I am using google_api to query a BigQuery dataset but I find it very difficult to parse data (TableRow/TableFieldSchema) contained in response.

It looks like there is no built-in tool to convert this to simply convert it to a Map or anything else. I found this solution that works pretty well but it’s really weird to me that there is no simpler way to do it ?

1 Like

Yeah, what you are bumping into can be a chore with the semi-official library - but once you’ve used it for a while, its not terrible.

LogFlare has a solution that is similar to one I use in my production systems for turning that output into a list of maps with the correct field names and stuff. That is here. Basically they are pulling the schema data from the response and coercing the rows into the correct shapes, types, snake casing attribute names, etc.

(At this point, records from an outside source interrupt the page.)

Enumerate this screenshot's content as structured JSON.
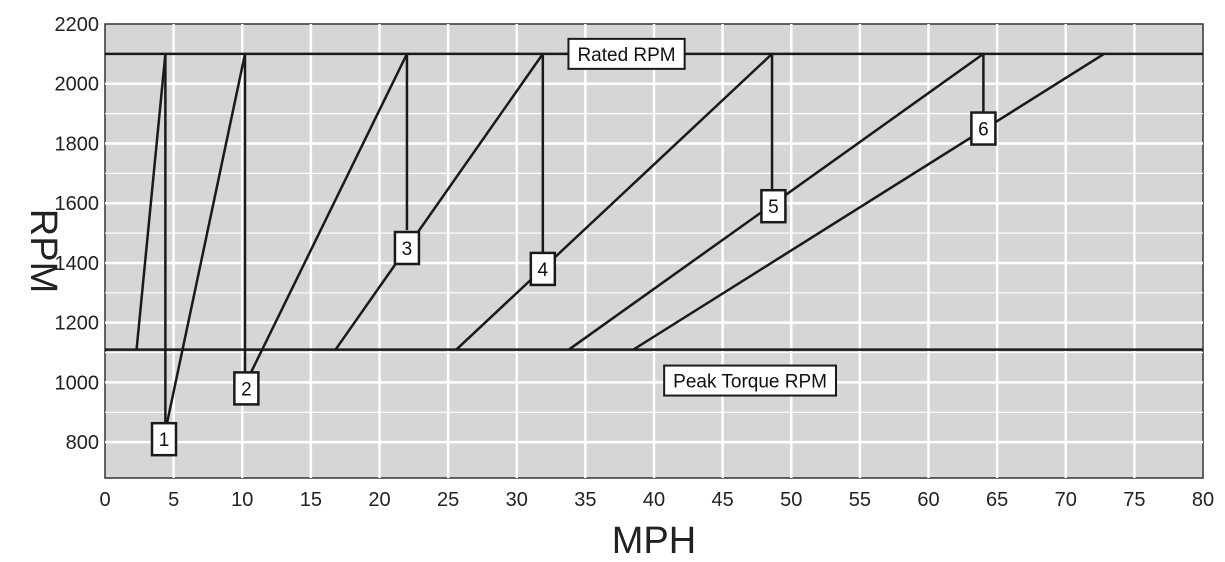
{
  "chart_data": {
    "type": "line",
    "title": "",
    "xlabel": "MPH",
    "ylabel": "RPM",
    "xlim": [
      0,
      80
    ],
    "ylim": [
      680,
      2200
    ],
    "x_ticks": [
      0,
      5,
      10,
      15,
      20,
      25,
      30,
      35,
      40,
      45,
      50,
      55,
      60,
      65,
      70,
      75,
      80
    ],
    "y_ticks": [
      800,
      1000,
      1200,
      1400,
      1600,
      1800,
      2000,
      2200
    ],
    "grid": true,
    "colors": {
      "plot_bg": "#d6d6d6",
      "grid": "#ffffff",
      "line": "#1a1a1a",
      "box_bg": "#ffffff"
    },
    "reference_lines": [
      {
        "label": "Rated RPM",
        "y": 2100
      },
      {
        "label": "Peak Torque RPM",
        "y": 1110
      }
    ],
    "gears": [
      {
        "label": "1",
        "x": [
          2.3,
          4.4
        ],
        "y": [
          1110,
          2100
        ],
        "shift_from": 2100,
        "shift_to": 860,
        "label_at": [
          4.3,
          810
        ]
      },
      {
        "label": "2",
        "x": [
          4.5,
          10.2
        ],
        "y": [
          860,
          2100
        ],
        "shift_from": 2100,
        "shift_to": 1030,
        "label_at": [
          10.3,
          980
        ]
      },
      {
        "label": "3",
        "x": [
          10.6,
          22.0
        ],
        "y": [
          1030,
          2100
        ],
        "shift_from": 2100,
        "shift_to": 1510,
        "label_at": [
          22.0,
          1450
        ]
      },
      {
        "label": "4",
        "x": [
          16.8,
          31.9
        ],
        "y": [
          1110,
          2100
        ],
        "shift_from": 2100,
        "shift_to": 1430,
        "label_at": [
          31.9,
          1380
        ]
      },
      {
        "label": "5",
        "x": [
          25.6,
          48.6
        ],
        "y": [
          1110,
          2100
        ],
        "shift_from": 2100,
        "shift_to": 1640,
        "label_at": [
          48.7,
          1590
        ]
      },
      {
        "label": "6",
        "x": [
          33.8,
          64.0
        ],
        "y": [
          1110,
          2100
        ],
        "shift_from": 2100,
        "shift_to": 1890,
        "label_at": [
          64.0,
          1850
        ]
      },
      {
        "label": "",
        "x": [
          38.5,
          72.8
        ],
        "y": [
          1110,
          2100
        ]
      }
    ]
  }
}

Also worth looking at the BQ related stuff in the LiveBook side of the community. The req/req_bigquery library. That just hits the REST API the same as the google client you point to (which uses Tesla under the hood). Not saying to use that for your project, but they take an another approach to handle that output using the Table.Reader protocol as is becoming common for Livebook-related efforts. There are YouTube videos showing how to use this for grabbing data in a LiveBook.

As to some of the reasons why the main library doesn’t do this for you is that he official google cloud hex packages (that I am aware) of are built by some sort of code generator based on API specs. I think it is just a person or two at Google that sponsor those efforts, so I understand why it is as automated as possible. The negative of this is they lack any sort of normal polish or feel like Elixir libraries. As someone who has written a ton of google cloud-related elixir code over the years, I’ve learned to have the Google REST API docs open while trying to decipher these libraries. Much easier than following the long namespaces around in hexdocs. Last point is that all of the google libraries are just hitting these same REST API endpoints (no matter the language).

Also worth just hitting up hex.pm and tossing BigQuery in the search. I know there are a few efforts in various states over the years. Most people I know just end up building a module to clean up the output and reuse it in many projects.

If I have some free cycles next week, I try to revisit this thread out and toss a gist of my variation on this if needed.

1 Like

@zatae After looking more at my earlier response, I realized that the LogFlare stuff I linked to was more related to writing to BQ.

My solution to handling the output from BQ is generally based off the same StackOverflow link you posted.

FWIW, here is a gist of a single module I extracted from some production systems in my world. I did just toss in the handling for “JSON” data types, but didn’t test it. Only requirement outside of the BQ library is jason.

Not suggesting this is any better than the StackOverflow solution, but has a few opinionated things going on to meet my needs.

2 Likes

Thank you very much for all the useful information.

I have the same feeling but it’s true that once you are confortable with reading in-code documentation and Google APIs docs together it feels pretty easy to use their API wrapper.

I will give it a try ! Thanks.

Thank you for your service. This gist has saved me a significant amount of time :smile:

1 Like